Terceira etapa — determinação das propriedades essenciais (aquelas que são necessárias, cuja presença não varia nos objetos da mesma classe). Caso falte no objeto pelo menos uma dessas propriedades, ele não pertencerá ao conceito em questão.

Quarta etapa — reconhecimento das propriedades suficientes (aquelas que são suficientes para os objetos serem reconhecidos como tais).

Essas etapas ajudam na elaboração da definição do conceito e pertencem à lógica do movimento de baixo para cima, isto é, da ampliação dos conceitos espontâneos (VYGOTSKY, 2002), movimento que contribui para a conscientização das propriedades essenciais dos conceitos. Segundo López (1989), esse é um movimento indutivo. Para Talízina (1987), esse tipo de aprendizado é necessário à formação lógica do procedimento de determinação das propriedades dos conceitos nos objetos.

Esse processo de ampliação de conceitos inicia-se na educação infantil. No ensino fundamental, essa lógica de apropriação do conhecimento das propriedades múltiplas, das gerais e das essenciais deve ser formada quando os professores percebem que ela é necessária para a compreensão do sistema de propriedades necessárias e suficientes, o qual possibilita a utilização dos procedimentos iniciais do pensamento lógico como estratégia mental de apropriação dos conceitos (TALÍZINA, 1987).

A necessidade da formação dessa lógica de que os objetos do mundo real são dotados de propriedades e podem ser incluídos em determinado conceito relaciona-se a compreensão da lógica das propriedades essenciais, ou necessárias e suficientes, importantes para o movimento de cima para baixo (VYGOTSKY, 2002). No ensino fundamental, o processo de apropriação dos conceitos em nível científico pode iniciar-se pelo movimento de cima para baixo, discutido por Vygotsky (2000), dependendo do nível de generalização alcançado pelas crianças.

Conforme Davidov (1983), essa estratégia respeita a lógica, partindo do geral, em um movimento dialético. Nesse sentido, o trabalho da formação de conceitos inicia pela definição, a partir das seguintes ações: determinação das propriedades necessárias e suficientes do conceito e confronto das suas propriedades com os objetos; utilização da linguagem como um instrumento para organizar o conceito. Desse modo, fazem-se necessárias as seguintes atividades: • definição do conceito pelo conjunto das propriedades necessárias e suficientes; • comparação de objetos reais — ou suas representações — que pertençam ao

conceito dado, para a tomada de consciência dessas propriedades;

• análise de materiais teóricos para a busca das propriedades necessárias e suficientes que expressem a definição do conceito (linguagem oral ou escrita);

• aplicação do conceito em novas situações fazendo-se uso do conhecimento internalizado (etapa mental).

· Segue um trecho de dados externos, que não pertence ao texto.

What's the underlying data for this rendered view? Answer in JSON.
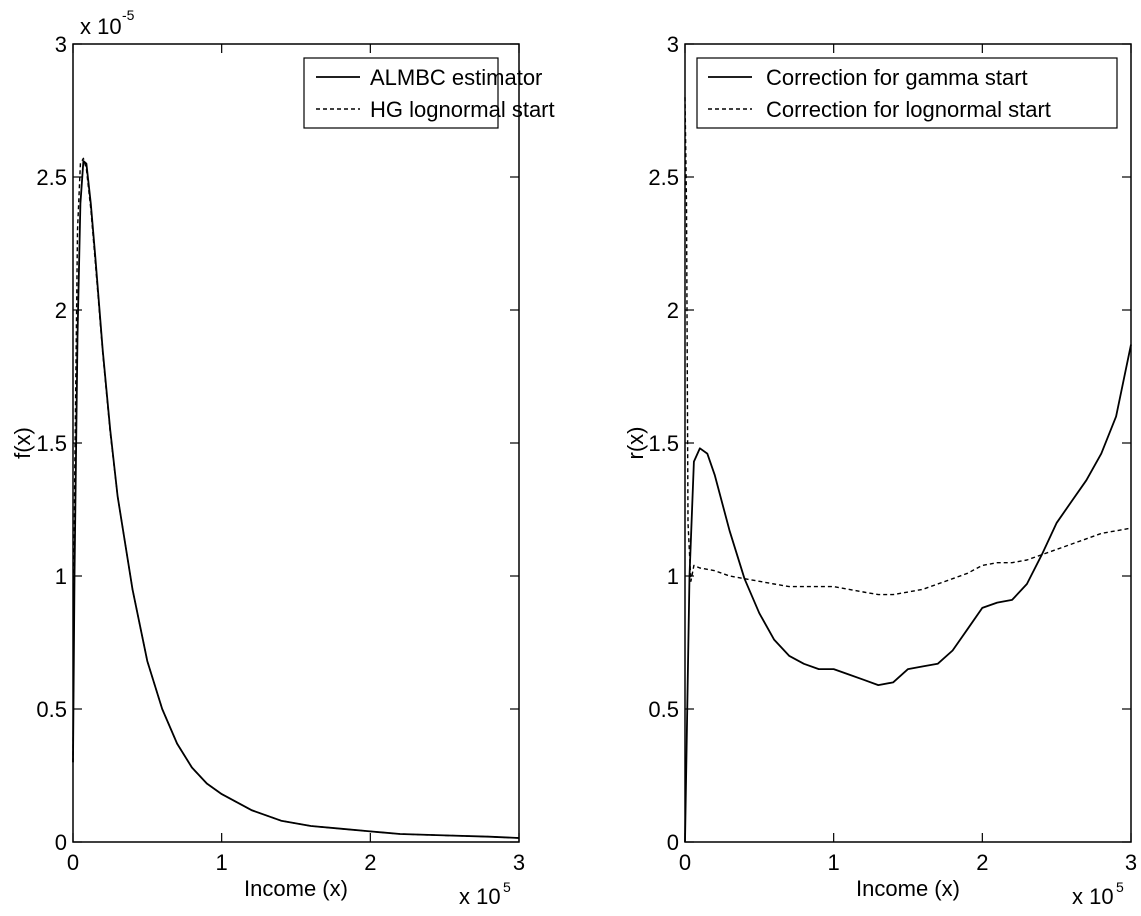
{
  "chart_data": [
    {
      "type": "line",
      "xlabel": "Income (x)",
      "ylabel": "f(x)",
      "x_exponent_label": "x 10",
      "x_exponent_power": "5",
      "y_exponent_label": "x 10",
      "y_exponent_power": "-5",
      "xlim": [
        0,
        3
      ],
      "ylim": [
        0,
        3
      ],
      "x_ticks": [
        "0",
        "1",
        "2",
        "3"
      ],
      "y_ticks": [
        "0",
        "0.5",
        "1",
        "1.5",
        "2",
        "2.5",
        "3"
      ],
      "grid": false,
      "legend_position": "top-right",
      "series": [
        {
          "name": "ALMBC estimator",
          "style": "solid",
          "x": [
            0,
            0.01,
            0.03,
            0.05,
            0.07,
            0.09,
            0.12,
            0.15,
            0.2,
            0.25,
            0.3,
            0.4,
            0.5,
            0.6,
            0.7,
            0.8,
            0.9,
            1.0,
            1.2,
            1.4,
            1.6,
            1.8,
            2.0,
            2.2,
            2.5,
            2.8,
            3.0
          ],
          "values": [
            0.3,
            1.0,
            1.9,
            2.4,
            2.56,
            2.55,
            2.4,
            2.2,
            1.85,
            1.55,
            1.3,
            0.95,
            0.68,
            0.5,
            0.37,
            0.28,
            0.22,
            0.18,
            0.12,
            0.08,
            0.06,
            0.05,
            0.04,
            0.03,
            0.025,
            0.02,
            0.015
          ]
        },
        {
          "name": "HG lognormal start",
          "style": "dashed",
          "x": [
            0,
            0.01,
            0.03,
            0.05,
            0.07,
            0.09,
            0.12,
            0.15,
            0.2,
            0.25,
            0.3,
            0.4,
            0.5,
            0.6,
            0.7,
            0.8,
            0.9,
            1.0,
            1.2,
            1.4,
            1.6,
            1.8,
            2.0,
            2.2,
            2.5,
            2.8,
            3.0
          ],
          "values": [
            0.3,
            1.3,
            2.3,
            2.55,
            2.57,
            2.53,
            2.38,
            2.18,
            1.84,
            1.54,
            1.3,
            0.95,
            0.68,
            0.5,
            0.37,
            0.28,
            0.22,
            0.18,
            0.12,
            0.08,
            0.06,
            0.05,
            0.04,
            0.03,
            0.025,
            0.02,
            0.015
          ]
        }
      ]
    },
    {
      "type": "line",
      "xlabel": "Income (x)",
      "ylabel": "r(x)",
      "x_exponent_label": "x 10",
      "x_exponent_power": "5",
      "xlim": [
        0,
        3
      ],
      "ylim": [
        0,
        3
      ],
      "x_ticks": [
        "0",
        "1",
        "2",
        "3"
      ],
      "y_ticks": [
        "0",
        "0.5",
        "1",
        "1.5",
        "2",
        "2.5",
        "3"
      ],
      "grid": false,
      "legend_position": "top-right",
      "series": [
        {
          "name": "Correction for gamma start",
          "style": "solid",
          "x": [
            0,
            0.03,
            0.06,
            0.1,
            0.15,
            0.2,
            0.3,
            0.4,
            0.5,
            0.6,
            0.7,
            0.8,
            0.9,
            1.0,
            1.1,
            1.2,
            1.3,
            1.4,
            1.5,
            1.6,
            1.7,
            1.8,
            1.9,
            2.0,
            2.1,
            2.2,
            2.3,
            2.4,
            2.5,
            2.6,
            2.7,
            2.8,
            2.9,
            3.0
          ],
          "values": [
            0.0,
            1.0,
            1.43,
            1.48,
            1.46,
            1.38,
            1.17,
            0.99,
            0.86,
            0.76,
            0.7,
            0.67,
            0.65,
            0.65,
            0.63,
            0.61,
            0.59,
            0.6,
            0.65,
            0.66,
            0.67,
            0.72,
            0.8,
            0.88,
            0.9,
            0.91,
            0.97,
            1.08,
            1.2,
            1.28,
            1.36,
            1.46,
            1.6,
            1.87
          ]
        },
        {
          "name": "Correction for lognormal start",
          "style": "dashed",
          "x": [
            0,
            0.01,
            0.02,
            0.04,
            0.06,
            0.1,
            0.2,
            0.3,
            0.4,
            0.5,
            0.6,
            0.7,
            0.8,
            0.9,
            1.0,
            1.1,
            1.2,
            1.3,
            1.4,
            1.5,
            1.6,
            1.7,
            1.8,
            1.9,
            2.0,
            2.1,
            2.2,
            2.3,
            2.4,
            2.5,
            2.6,
            2.7,
            2.8,
            2.9,
            3.0
          ],
          "values": [
            2.8,
            2.4,
            1.2,
            0.98,
            1.04,
            1.03,
            1.02,
            1.0,
            0.99,
            0.98,
            0.97,
            0.96,
            0.96,
            0.96,
            0.96,
            0.95,
            0.94,
            0.93,
            0.93,
            0.94,
            0.95,
            0.97,
            0.99,
            1.01,
            1.04,
            1.05,
            1.05,
            1.06,
            1.08,
            1.1,
            1.12,
            1.14,
            1.16,
            1.17,
            1.18
          ]
        }
      ]
    }
  ]
}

Essa atividade é realizada em um processo de interação social, por intermédio da comunicação, e envolve as seguintes tarefas: caracterização do nível inicial de conhecimento necessário para a apropriação do objeto de estudo; re- elaboração da definição a partir de ações realizadas na etapa material ou materializada e na da linguagem. Feita a elaboração, não é necessária a memorização, mas sim que se aprenda como se desenvolvem outras tarefas com base no conceito definido.

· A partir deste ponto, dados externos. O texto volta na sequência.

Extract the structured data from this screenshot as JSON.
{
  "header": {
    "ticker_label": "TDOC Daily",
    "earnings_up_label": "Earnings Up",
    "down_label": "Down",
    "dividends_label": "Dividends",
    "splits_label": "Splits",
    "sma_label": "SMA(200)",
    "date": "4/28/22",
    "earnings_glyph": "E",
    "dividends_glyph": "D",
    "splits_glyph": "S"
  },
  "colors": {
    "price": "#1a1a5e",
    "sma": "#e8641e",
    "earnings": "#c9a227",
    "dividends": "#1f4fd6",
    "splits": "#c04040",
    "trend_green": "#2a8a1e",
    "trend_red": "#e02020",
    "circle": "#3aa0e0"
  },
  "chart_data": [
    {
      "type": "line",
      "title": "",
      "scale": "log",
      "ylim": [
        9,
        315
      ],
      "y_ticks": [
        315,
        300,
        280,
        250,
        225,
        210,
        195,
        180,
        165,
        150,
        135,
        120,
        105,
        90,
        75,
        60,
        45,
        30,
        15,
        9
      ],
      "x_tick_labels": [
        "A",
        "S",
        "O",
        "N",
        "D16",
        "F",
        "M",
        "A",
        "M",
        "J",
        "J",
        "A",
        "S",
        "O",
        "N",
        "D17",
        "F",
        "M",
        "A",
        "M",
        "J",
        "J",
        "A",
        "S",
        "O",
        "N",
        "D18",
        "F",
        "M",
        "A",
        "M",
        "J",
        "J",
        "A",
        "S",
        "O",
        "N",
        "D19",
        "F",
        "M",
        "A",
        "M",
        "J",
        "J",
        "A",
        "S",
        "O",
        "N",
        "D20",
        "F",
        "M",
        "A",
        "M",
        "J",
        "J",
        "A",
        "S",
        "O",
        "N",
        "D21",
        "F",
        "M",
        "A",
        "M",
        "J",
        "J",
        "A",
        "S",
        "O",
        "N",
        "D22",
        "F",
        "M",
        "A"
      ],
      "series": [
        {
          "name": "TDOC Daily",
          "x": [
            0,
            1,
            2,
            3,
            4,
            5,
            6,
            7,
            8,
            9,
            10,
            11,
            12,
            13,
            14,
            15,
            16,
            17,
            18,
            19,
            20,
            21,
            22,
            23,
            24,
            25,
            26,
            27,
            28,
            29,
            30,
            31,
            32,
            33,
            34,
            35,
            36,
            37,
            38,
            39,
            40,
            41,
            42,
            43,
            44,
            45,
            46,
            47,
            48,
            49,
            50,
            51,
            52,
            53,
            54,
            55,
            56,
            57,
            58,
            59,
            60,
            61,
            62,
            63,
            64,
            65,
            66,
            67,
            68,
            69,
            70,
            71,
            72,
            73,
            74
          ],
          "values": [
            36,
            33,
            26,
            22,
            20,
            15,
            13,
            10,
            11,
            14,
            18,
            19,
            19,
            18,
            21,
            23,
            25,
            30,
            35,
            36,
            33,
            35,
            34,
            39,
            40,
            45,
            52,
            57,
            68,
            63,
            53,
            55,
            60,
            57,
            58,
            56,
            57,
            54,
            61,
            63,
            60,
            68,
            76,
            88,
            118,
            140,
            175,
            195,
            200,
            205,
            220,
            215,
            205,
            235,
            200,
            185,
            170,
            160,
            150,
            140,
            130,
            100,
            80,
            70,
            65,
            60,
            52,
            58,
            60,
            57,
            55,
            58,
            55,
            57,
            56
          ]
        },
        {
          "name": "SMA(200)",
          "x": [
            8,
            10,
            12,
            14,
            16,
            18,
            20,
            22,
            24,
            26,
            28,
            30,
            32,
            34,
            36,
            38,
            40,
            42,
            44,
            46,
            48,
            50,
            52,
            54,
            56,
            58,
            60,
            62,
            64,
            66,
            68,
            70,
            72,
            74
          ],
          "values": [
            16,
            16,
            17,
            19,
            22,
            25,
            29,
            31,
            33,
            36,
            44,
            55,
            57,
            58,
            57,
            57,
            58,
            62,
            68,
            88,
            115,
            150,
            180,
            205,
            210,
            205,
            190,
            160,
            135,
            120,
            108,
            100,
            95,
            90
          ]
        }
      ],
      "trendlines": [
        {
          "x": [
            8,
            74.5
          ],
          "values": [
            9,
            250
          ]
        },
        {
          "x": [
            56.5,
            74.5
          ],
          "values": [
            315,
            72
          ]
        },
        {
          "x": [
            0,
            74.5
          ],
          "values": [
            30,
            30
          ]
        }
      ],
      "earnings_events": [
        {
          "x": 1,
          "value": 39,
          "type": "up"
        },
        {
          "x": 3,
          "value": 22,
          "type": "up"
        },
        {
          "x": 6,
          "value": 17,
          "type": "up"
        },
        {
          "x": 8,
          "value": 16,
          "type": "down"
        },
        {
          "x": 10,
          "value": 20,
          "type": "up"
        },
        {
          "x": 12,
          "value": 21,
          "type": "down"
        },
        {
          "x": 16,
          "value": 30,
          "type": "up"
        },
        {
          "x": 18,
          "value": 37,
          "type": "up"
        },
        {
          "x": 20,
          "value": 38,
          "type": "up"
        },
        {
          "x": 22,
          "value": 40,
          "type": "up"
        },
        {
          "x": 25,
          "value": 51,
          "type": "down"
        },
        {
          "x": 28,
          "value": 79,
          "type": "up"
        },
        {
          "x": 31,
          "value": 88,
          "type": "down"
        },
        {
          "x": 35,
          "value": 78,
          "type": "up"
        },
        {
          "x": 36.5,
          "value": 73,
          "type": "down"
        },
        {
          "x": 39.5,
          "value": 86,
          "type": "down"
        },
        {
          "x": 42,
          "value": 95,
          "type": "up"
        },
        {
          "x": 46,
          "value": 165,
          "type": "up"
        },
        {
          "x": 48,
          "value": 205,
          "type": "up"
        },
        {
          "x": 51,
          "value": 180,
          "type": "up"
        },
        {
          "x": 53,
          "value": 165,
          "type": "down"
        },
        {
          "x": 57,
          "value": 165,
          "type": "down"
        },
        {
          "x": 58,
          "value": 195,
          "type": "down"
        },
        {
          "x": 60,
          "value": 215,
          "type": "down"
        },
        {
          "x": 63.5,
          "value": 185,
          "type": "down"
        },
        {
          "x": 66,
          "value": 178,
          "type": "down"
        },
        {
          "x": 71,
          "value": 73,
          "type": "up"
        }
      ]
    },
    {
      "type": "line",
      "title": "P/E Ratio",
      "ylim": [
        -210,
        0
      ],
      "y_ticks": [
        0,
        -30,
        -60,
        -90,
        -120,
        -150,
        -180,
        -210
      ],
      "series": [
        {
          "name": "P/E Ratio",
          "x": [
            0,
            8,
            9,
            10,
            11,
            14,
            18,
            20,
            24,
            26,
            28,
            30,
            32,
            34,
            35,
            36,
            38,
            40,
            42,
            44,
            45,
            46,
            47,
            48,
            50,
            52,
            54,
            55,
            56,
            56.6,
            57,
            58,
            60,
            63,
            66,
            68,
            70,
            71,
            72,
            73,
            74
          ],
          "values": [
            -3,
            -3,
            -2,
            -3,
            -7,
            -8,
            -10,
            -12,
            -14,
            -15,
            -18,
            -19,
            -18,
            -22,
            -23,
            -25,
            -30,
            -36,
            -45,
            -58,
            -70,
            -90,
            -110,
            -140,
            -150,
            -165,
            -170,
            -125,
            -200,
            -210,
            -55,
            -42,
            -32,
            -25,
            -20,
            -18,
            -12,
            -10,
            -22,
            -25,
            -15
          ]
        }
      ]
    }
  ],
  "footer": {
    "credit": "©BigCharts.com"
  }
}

Definir, conforme a lógica dialética, não significa dizer o que é o objeto, mas realizar-se uma operação que estabeleça com exatidão o sistema de propriedades necessárias e suficientes de uma classe de objetos, de modo que se revele a extensão dessa classe, compreendendo-se a totalidade dos objetos que podem ser aplicados ao dito conceito (RIBEIRO 1999).

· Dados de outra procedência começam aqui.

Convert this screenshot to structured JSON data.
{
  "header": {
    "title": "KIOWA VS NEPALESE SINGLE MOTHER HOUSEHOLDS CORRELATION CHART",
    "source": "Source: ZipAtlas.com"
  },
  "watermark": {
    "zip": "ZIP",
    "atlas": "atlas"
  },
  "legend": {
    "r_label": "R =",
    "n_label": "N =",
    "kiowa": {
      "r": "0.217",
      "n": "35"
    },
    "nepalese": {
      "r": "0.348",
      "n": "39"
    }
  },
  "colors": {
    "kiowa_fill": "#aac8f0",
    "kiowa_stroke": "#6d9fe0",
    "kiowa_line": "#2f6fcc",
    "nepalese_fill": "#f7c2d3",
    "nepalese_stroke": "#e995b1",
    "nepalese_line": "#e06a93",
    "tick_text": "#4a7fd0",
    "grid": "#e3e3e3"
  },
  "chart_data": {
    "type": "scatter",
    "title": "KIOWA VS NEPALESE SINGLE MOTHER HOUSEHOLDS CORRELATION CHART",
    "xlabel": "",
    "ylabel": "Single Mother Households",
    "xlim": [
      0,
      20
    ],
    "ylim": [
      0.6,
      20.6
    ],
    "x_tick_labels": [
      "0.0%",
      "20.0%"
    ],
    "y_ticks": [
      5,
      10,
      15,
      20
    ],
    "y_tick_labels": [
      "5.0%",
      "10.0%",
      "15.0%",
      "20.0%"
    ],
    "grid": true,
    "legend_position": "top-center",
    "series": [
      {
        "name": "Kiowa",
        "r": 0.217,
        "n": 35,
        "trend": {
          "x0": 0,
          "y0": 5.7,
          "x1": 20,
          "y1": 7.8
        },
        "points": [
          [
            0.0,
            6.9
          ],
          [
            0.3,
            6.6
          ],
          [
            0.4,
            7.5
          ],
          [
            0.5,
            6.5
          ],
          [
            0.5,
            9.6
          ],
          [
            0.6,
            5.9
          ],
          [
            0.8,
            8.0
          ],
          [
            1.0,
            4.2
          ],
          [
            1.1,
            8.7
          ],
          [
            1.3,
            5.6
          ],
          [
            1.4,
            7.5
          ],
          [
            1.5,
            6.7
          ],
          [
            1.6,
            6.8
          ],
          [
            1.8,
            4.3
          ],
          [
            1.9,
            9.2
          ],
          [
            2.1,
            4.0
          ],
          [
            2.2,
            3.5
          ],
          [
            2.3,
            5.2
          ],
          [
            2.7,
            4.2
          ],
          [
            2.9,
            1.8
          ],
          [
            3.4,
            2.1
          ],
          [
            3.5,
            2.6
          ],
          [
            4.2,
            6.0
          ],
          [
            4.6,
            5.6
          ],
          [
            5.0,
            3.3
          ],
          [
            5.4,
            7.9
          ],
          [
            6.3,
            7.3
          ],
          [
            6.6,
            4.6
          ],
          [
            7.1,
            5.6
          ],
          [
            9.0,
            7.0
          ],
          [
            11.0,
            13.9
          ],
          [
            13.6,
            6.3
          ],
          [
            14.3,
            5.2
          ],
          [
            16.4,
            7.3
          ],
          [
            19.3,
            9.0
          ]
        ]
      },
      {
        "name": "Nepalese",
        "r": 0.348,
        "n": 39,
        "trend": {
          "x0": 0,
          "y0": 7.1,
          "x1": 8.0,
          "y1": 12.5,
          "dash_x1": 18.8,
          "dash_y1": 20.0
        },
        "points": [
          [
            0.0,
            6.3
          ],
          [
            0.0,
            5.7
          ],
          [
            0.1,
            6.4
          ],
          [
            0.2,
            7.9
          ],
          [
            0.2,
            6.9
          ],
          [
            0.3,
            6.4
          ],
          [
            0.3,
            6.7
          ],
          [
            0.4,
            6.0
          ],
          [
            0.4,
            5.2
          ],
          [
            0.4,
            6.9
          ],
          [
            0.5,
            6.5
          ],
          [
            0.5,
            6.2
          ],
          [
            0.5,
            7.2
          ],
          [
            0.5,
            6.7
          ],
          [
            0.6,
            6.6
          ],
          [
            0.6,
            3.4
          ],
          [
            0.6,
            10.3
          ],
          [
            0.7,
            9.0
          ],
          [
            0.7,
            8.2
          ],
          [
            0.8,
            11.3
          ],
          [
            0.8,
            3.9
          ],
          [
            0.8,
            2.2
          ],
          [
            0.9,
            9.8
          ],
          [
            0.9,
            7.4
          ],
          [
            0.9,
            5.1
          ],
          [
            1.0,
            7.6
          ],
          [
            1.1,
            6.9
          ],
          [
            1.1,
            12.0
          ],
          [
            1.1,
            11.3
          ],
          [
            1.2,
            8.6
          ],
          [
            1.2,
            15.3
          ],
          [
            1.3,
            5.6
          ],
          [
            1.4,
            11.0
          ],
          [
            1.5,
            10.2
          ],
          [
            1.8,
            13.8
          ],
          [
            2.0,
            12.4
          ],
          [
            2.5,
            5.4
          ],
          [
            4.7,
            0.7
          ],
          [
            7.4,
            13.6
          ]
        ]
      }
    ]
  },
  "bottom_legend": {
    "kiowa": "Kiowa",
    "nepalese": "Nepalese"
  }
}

Segundo Talízina (2001), a definição não precisa ser realizada pela via da memorização mecânica. A definição é um dos procedimentos que ajudam na realização de diferentes ações com os objetos, para o reconhecimento das propriedades necessárias e suficientes do conceito. Dessa forma, é possível adquirir-se o conhecimento para incluírem os objetos que possuem o conjunto dessas propriedades no conceito que os generaliza. Assim, o procedimento lógico da identificação pressupõe a definição do conceito.